Name your business distinctly, and be off.'
'How often am I to tell you?' cried the Squire. 'Where did
your daughter take my son to-day in that cursed pony
carriage?'
'In a pony carriage?' repeated Van Tromp.
'Yes, sir - with luggage.'
'Luggage?' - Van Tromp had turned a little pale.
'Luggage, I said - luggage!' shouted Naseby. 'You may spare
me this dissimulation. Where's my son. You are speaking to
a father, sir, a father.'
'But, sir, if this be true,' out came Van Tromp in a new key,
'it is I who have an explanation to demand?'
'Precisely. There is the conspiracy,' retorted Naseby.

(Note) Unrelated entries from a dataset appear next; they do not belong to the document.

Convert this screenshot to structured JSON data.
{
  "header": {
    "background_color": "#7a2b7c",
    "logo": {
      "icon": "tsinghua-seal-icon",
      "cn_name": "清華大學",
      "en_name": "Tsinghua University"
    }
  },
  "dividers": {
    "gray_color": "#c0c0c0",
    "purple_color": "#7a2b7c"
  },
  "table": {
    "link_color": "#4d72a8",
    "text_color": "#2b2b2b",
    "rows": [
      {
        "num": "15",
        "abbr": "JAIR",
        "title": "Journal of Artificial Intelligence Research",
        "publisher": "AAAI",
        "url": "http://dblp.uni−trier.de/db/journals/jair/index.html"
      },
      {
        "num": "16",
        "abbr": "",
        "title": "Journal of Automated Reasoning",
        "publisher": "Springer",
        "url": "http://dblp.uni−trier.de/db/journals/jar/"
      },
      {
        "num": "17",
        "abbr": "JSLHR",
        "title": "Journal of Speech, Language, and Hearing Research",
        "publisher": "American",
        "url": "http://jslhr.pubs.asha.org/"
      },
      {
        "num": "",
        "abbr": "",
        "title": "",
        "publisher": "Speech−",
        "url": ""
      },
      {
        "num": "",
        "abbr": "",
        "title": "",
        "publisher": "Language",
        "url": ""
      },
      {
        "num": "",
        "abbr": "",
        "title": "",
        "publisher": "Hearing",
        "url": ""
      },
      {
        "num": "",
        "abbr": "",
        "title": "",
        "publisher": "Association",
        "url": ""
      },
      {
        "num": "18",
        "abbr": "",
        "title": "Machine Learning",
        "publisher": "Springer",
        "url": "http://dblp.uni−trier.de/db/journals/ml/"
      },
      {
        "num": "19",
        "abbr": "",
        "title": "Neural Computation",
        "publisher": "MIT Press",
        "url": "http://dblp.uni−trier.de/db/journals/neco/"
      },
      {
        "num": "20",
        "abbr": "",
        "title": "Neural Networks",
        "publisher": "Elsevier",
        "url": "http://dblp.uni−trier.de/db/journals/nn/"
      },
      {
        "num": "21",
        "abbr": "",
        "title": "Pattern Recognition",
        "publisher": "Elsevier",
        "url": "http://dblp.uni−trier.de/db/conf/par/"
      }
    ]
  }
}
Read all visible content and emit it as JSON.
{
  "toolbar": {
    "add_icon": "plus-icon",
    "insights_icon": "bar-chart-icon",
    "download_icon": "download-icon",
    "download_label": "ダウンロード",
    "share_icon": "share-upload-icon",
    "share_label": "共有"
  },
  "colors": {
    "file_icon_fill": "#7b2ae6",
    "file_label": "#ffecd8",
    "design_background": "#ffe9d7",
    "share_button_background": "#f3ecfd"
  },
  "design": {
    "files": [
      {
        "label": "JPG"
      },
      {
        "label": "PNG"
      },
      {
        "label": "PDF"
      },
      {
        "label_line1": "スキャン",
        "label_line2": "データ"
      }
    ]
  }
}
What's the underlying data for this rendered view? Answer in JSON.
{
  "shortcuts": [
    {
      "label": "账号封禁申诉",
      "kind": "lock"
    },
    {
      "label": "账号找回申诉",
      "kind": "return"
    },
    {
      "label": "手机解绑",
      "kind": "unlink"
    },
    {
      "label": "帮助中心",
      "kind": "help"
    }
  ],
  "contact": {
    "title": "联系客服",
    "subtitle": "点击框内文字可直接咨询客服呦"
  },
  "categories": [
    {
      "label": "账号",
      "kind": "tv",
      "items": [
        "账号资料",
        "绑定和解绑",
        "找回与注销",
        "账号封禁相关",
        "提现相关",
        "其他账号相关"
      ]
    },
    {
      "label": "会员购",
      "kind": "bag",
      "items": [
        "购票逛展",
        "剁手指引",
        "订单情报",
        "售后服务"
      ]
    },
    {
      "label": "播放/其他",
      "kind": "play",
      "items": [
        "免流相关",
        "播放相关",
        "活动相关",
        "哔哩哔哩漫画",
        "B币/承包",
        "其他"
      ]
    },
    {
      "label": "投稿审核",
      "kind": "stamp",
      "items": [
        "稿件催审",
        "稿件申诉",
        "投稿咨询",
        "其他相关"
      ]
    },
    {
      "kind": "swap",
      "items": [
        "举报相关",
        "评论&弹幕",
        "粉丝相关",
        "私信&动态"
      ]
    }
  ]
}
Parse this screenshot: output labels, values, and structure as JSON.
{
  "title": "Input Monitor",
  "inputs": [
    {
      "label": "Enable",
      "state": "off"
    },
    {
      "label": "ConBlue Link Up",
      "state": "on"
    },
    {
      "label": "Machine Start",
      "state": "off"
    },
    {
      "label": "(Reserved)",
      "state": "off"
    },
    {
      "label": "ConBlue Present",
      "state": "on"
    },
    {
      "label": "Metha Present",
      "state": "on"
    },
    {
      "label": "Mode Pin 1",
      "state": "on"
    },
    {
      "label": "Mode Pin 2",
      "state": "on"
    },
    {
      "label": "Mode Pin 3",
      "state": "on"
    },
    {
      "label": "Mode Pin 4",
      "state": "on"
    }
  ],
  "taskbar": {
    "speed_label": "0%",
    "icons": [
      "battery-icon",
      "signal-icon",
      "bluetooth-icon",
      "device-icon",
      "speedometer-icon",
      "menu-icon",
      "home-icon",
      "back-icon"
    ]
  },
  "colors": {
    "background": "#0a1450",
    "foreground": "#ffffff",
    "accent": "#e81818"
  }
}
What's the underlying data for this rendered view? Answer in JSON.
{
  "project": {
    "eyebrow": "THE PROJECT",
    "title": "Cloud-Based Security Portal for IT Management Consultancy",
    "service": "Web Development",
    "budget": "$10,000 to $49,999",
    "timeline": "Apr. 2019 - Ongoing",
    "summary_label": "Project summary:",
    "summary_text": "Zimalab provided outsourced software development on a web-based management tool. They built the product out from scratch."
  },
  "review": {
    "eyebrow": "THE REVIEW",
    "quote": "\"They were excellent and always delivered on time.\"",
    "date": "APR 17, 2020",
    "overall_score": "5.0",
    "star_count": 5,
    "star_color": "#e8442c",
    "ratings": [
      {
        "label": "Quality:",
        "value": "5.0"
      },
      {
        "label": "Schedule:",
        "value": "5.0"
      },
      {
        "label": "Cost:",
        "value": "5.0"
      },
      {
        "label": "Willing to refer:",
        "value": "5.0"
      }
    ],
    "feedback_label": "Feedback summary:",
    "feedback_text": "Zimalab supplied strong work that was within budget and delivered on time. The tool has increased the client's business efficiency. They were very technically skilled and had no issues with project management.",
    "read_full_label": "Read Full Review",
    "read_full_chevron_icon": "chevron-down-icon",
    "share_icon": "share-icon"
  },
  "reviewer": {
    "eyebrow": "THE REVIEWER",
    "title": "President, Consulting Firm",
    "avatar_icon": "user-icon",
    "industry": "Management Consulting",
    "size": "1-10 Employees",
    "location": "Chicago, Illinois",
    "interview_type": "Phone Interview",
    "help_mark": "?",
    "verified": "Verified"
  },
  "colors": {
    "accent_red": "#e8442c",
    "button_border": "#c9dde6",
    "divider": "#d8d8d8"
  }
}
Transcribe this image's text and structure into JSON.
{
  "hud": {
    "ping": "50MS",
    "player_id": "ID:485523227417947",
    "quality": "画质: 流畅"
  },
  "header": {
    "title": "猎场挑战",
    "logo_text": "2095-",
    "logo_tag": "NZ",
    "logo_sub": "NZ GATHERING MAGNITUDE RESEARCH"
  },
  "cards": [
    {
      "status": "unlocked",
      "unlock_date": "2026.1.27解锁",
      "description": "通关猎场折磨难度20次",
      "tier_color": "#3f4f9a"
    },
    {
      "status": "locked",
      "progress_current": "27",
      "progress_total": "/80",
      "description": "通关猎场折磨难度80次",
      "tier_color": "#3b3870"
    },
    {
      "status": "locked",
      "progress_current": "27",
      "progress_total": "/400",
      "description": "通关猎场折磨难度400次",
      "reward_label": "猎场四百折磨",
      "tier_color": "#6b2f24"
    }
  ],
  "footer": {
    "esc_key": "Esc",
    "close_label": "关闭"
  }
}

'Oh!' he added, 'I am a man of the world. I can see through
and through you.'
Van Tromp began to understand.
'You speak a great deal about being a father, Mr. Naseby,'
said he; 'I believe you forget that the appellation is common
to both of us. I am at a loss to figure to myself, however
dimly, how any man - I have not said any gentleman - could so
brazenly insult another as you have been insulting me since
you entered this house. For the first time I appreciate your
base insinuations, and I despise them and you. You were, I
am told, a manufacturer; I am an artist; I have seen better
days; I have moved in societies where you would not be
received, and dined where you would be glad to pay a pound to
see me dining. The so-called aristocracy of wealth, sir, I
despise. I refuse to help you; I refuse to be helped by you.
There lies the door.'
And the Admiral stood forth in a halo.
It was then that Dick entered. He had been waiting in the
porch for some time back, and Esther had been listlessly
standing by his side. He had put out his hand to bar her
entrance, and she had submitted without surprise; and though
she seemed to listen, she scarcely appeared to comprehend.
Dick, on his part, was as white as a sheet; his eyes burned
and his lips trembled with anger as he thrust the door
suddenly open, introduced Esther with ceremonious gallantry,
and stood forward and knocked his hat firmer on his head like
a man about to leap.
'What is all this?' he demanded.
'Is this your father, Mr. Naseby?' inquired the Admiral.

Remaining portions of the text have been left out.